The determination of in-scope groups and entities is based largely on the definitions and mechanisms that are used in connection with country-by-country reporting (CbCR). MNEs with total consolidated group revenue below €750 million in the immediately preceding fiscal year generally are excluded from the GloBE rules.
India perspective
India has a worldwide system of taxation, under which persons resident in India [which includes foreign companies having place of effective management (POEM) in India] are subject to a comprehensive tax liability on their worldwide income, regardless of source of the income. India’s current rate of corporate income rate is 25% and 17% for new manufacturing companies. India has extensive taxing rights under the source rule in the form of withholding tax which target passive income streams as well as certain active business incomes, generally perceived as base eroding payments like royalty, fee for technical services (FTS), dividend and interest, irrespective of whether the same is undertaxed or not. In addition, the Indian income-tax law has transfer pricing and other anti-abuse provisions which are designed to counter cross-border shifting of profit. Overall, it can be said that even with the corporate tax rate reduction and phasing out of tax incentives, India is not indulging in “race to the bottom”. Given that the primary objective of Pillar Two is to target allocation of significant intangible and risk (and related returns) to group entities in low tax jurisdictions, the proposed rules for top-up tax/ minimum tax is a positive factor for countries like India which is largely a capital and technology importing country.
Implications
Implementation of GloBE rules requires changes to the domestic tax legislation as well as the tax treaties which may be done through bilateral negotiations or amendment to MLI. Therefore, any imbalance or non-coordination with the existing domestic tax rules (particularly those relating to residency, POEM, withholding and credit of taxes) would lead to double taxation which is not the intended objective of the GloBE rules.

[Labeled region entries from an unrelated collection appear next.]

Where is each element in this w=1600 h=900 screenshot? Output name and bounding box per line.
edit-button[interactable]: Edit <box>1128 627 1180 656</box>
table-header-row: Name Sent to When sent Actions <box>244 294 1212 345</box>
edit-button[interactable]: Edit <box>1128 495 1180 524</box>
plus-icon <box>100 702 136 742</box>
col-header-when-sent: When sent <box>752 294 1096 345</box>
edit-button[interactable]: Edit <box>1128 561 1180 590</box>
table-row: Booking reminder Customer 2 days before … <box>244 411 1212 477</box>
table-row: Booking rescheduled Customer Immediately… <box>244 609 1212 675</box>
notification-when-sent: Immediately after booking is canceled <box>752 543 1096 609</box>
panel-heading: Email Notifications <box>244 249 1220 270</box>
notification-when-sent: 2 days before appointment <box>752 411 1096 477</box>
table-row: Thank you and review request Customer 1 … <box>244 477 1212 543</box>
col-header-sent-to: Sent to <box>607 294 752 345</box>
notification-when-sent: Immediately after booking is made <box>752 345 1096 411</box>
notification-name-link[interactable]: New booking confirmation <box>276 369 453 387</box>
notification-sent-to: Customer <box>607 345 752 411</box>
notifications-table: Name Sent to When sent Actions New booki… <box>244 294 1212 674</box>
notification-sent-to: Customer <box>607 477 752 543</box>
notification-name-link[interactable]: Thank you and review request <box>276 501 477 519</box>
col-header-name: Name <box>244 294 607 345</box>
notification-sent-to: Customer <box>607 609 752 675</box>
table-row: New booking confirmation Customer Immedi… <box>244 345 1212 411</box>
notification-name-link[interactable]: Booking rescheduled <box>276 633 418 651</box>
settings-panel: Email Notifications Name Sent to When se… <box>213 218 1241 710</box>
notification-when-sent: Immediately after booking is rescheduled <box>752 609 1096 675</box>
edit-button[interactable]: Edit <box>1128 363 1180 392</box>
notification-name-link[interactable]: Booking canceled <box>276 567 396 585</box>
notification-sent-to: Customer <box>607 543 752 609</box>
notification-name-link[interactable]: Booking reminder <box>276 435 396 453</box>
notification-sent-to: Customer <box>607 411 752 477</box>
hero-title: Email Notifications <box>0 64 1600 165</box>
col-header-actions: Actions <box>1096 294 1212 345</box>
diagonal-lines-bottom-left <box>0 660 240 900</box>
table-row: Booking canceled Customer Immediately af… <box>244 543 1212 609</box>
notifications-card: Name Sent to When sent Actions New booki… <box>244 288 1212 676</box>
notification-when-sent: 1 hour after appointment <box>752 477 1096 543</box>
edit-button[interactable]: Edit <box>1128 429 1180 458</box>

Because dispute prevention provides far more certainty and cost efficiency to businesses and tax administrations than dispute resolution after the fact, the Blueprint requires mandatory dispute prevention mechanisms to be implemented. Businesses should have access to an effective mechanism to get an advance determination on all the determinations that will be required in applying the new rules. Hence, unless India can adopt an effective mechanism for preventing and resolving disputes under current tax rules – particularly those involving cross-border tax matters – implementing GloBE rules would be a challenge. Businesses also should evaluate the potential impact of these changes on their business models.